Cool science stuff on the Web

A miscellaneous compendium of sites where people are doing interesting things with science communication. Please feel free to suggest sites to add to this list. We’re looking for creative attempts to popularize science rather than informational sites.

The Story Collider, a collection of true, personal stories about science started by two physicists.

The Lab Grammy Song Parody of the Year, an award given by the journal BioTechniques for the best pop song parody submitted by a lab. One of my favorites is the Lady Gaga parody Bad project. Pay particular attention to the costumes. There is also a Lab Grammy for the best educational video.

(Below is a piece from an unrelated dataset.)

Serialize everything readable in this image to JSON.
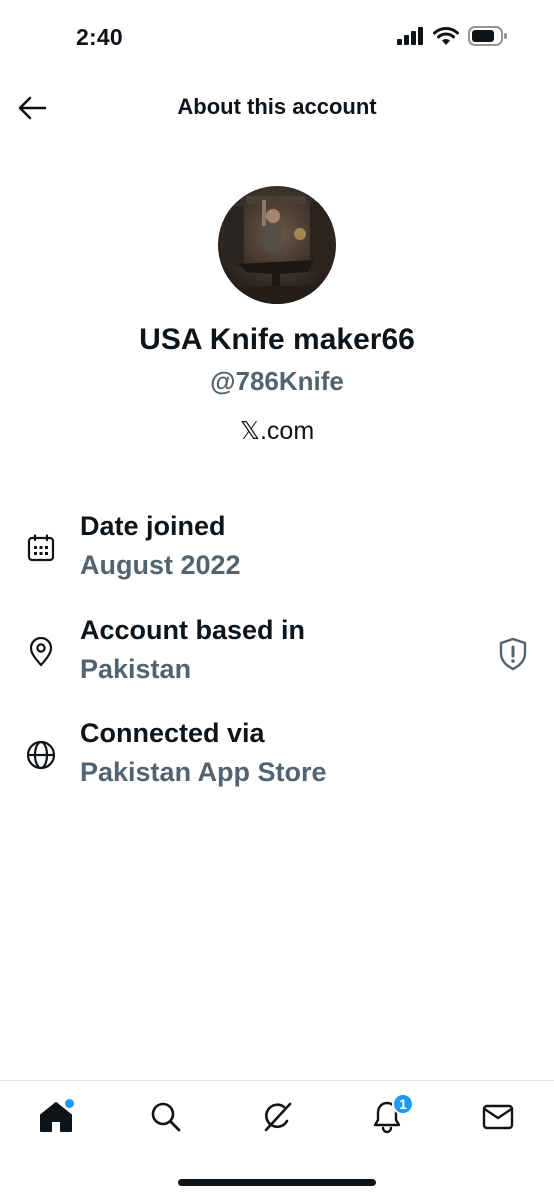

In the Pipeline, chemist Derek B. Lowe’s blog on pharmaceutical chemistry (and other things chemical).

Dance your PhD, a contest sponsored by Science, AAAS (publisher of Science), and HighWire Press — which challenges scientists around the world to explain their PhD research in dance. You can see the 2014 winner, a dance about plant-soil feedbacks after a tornado, on YouTube.

XKCD takes on the Up Goer Five Challenge: an attempt to describe the parts of a rocket carrying a payload in the 1000 most common words in the English language.

XKCD’s 1190th strip, TimeA movie with an extremely slow frame rate created by updating a frame every 30 minutes for five days and then every hour for 118 days,

A Journey through the Chromosomes, an exciting video journey through the chromosomes and mitochondrial DNA that make us who we are. The Royal Institution of Science.

Metaculus, a site started by two physicists that crowdsources predictions for the near future. The questions that are raised are mostly techie and the participants mostly male.

Brusspup. an amazing collection of optical illusions and science. Creator is under deep cover. See also Michael Bruch’s website, which explains how some of the illusions work. Others remain mysterious.

If the Moon were only one pixel, a tediously accurate scale model of the solar system.

Voices of Science, a collection of audio interviews with British scientists telling the stories of some of the most remarkable discoveries of the past century. See also: Oral History of British Science. Recommended by Teresa Wong, graduate student in earth and planetary science.

Creature Cast, the unexpected world of biology, often in animated cut paper. From the Dunn Lab at Brown University.

Oxford Sparks, an animated series of adventures in science starring your little green guide, Ossie. From Oxford University.

BioVisions at Harvard University. Most famous for this video of the cell.

A Virtual Quantum Physics lab by the University of Vienna.

The Puzzling Stack Exchange, a Q and A site for those who create, solve and study puzzles. You can sign up for a weekly email.

The Wayback Machine, an archive of old web pages for those annoying times when you forget to pay for your domain name and they put it up for sale and block your access to your own content.

And, of course, Retraction Watch. Sigh.